The issue regarding payment of back salaries during the period that a member of the civil service is out of work but subsequently ordered reinstated is settled in our jurisdiction. Such payment of salaries corresponding to the period when an employee is not allowed to work may  be decreed  if he is found innocent of the charges.  However, if the employee is not completely  exenorated  of the charges [25] such as when the penalty of dismissal is reduced to mere suspension, he would not be entitled to the payment of his back salaries.  In Yacia v. City of Baguio,[26] the decision of the Commissioner of Civil Service ordering the dismissal of a government employee on the ground of dishonesty was immediately executed pending appeal.  But, on appeal, the Civil Service Board of Appeals modified that penalty of dismissal to a fine equivalent to six months pay.  This Court ruled that the employee's claim for back wages, for the period during which he was not allowed to work because of the execution of the decision of the Commissioner, should be denied.

The general proposition is that a public official is not entitled to any compensation if he has not rendered any service. As he works, he shall earn. Since petitioner did not work during the period for which he is now claiming salaries, there can be no legal or equitable basis to order the payment of such salaries.[27]

Thus, we reduce the penalty of dismissal imposed upon petitioner to suspension for a period of one year without pay. Considering that he has been out of the service for quite a long time, we feel  he has been sufficiently punished for his offense. We, therefore, order his reinstatement.

WHEREFORE, the petition is hereby GRANTED. The Regional Trial Court's Decision dated November 20, 1997 and Order dated January 5, 1998 are SET ASIDE. The penalty of dismissal imposed upon petitioner is reduced to one (1) year suspension from office without pay. In view of the length of time petitioner has been out of the service, we consider the penalty of suspension to have been fully served. He must, therefore, be REINSTATED to office immediately.


Melo, (Chairman), Vitug, Panganiban, and Gonzaga-Reyes, JJ., concur.

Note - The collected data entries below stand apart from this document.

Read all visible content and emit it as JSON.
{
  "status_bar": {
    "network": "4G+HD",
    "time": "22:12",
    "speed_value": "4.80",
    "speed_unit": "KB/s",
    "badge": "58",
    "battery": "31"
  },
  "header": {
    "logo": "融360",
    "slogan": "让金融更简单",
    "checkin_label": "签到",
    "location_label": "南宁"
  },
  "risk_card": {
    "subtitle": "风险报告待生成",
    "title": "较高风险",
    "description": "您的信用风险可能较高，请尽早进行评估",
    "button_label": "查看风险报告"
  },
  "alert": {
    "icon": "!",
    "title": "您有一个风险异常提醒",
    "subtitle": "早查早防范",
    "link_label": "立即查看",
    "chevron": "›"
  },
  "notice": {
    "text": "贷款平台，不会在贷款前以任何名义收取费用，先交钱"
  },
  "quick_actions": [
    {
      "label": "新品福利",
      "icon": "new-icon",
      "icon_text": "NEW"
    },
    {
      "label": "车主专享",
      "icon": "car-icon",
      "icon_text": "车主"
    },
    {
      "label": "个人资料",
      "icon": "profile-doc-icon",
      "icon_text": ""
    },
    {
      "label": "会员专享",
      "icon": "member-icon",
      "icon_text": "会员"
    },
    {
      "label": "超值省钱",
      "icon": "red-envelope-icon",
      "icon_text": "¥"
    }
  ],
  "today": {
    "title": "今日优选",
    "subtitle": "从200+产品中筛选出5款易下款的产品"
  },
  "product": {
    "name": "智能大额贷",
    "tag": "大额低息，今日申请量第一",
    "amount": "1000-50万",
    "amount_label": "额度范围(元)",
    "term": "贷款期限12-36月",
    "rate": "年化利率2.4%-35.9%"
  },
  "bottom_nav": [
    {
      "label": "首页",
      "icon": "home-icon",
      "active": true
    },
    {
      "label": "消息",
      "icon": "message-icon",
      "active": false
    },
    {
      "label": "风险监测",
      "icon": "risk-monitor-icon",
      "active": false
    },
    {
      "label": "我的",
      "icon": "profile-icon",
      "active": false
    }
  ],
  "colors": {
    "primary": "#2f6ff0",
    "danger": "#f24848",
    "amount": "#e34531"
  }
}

[1] Penned by Honorable Judge Ildefonso B. Suerte, Rollo pp. 9-12.

[2] Rollo, pp. 17-18.

[3] Rollo, pp.9-12.

[4] Rollo, p. 32

[5] Rollo, p.10.

[6] Rollo, p. 33.

[7] Rollo, p. 10.

[8] Ibid.

[9] Ibid.

[10] Rollo, p. 9.

[11] Rollo, p. 11-12.

[12] Pineda v. Court of First Instance of Davao, 1 SCRA 1020 (1961); Atlas Consolidated Mining and Development Corporation v. Mendoza, 2 SCRA 1064 (1961); Pestanas v. Dyogi, 81 SCRA 574 (1978); Aboitiz and Co. Inc. v. The Collector of Customs, 83 SCRA 265 (1978); Abe-Abe v. Manta, 90 SCRA 524 (1979).

[13] Sunville Timber Products,Inc. v. Abad, 206 SCRA 482 (1992).

[14] ibid.

[15] Perez v. City Mayor of Cabanatuan, 3 SCRA 432 (1961).

[16] Espanol v. Chairman, Philippine Veterans Administration 137 SCRA 314 (1985).

[17] 100 SCRA 1 (1980).

[18] Madrigal v. Lecaroz, 191 SCRA 20  (1990).

[19] Macawiwili Gold Mining and Development Co. Inc. v. Court of Appeals, 297 SCRA 602 (1998); Medina v. Asistio, Jr.  191 SCRA 218 (1990); Ramos v. Pepsi-Cola Bottling Co. of the Philippine Island, 19 SCRA 289 (1967)

[20] Resolution No. 91-1631

[21] 135 SCRA 361 (1985).

[22] 249 SCRA 504 (1995).

[23] 220 SCRA 505 (1993).

[24] 273 SCRA 320 (1997).

[25] Bangalisan v. Court of Appeals, 276 SCRA 619 (1997); Alipat v. Court of Appeals, 308 SCRA 781 (1999).

[26] 33 SCRA 419 (1970), cited also in Bangalisan.

[27] Sales v. Mathay, Sr. 129 SCRA 180 (1984); Reyes v. Hernandez, 71 Phil. 397 (1941).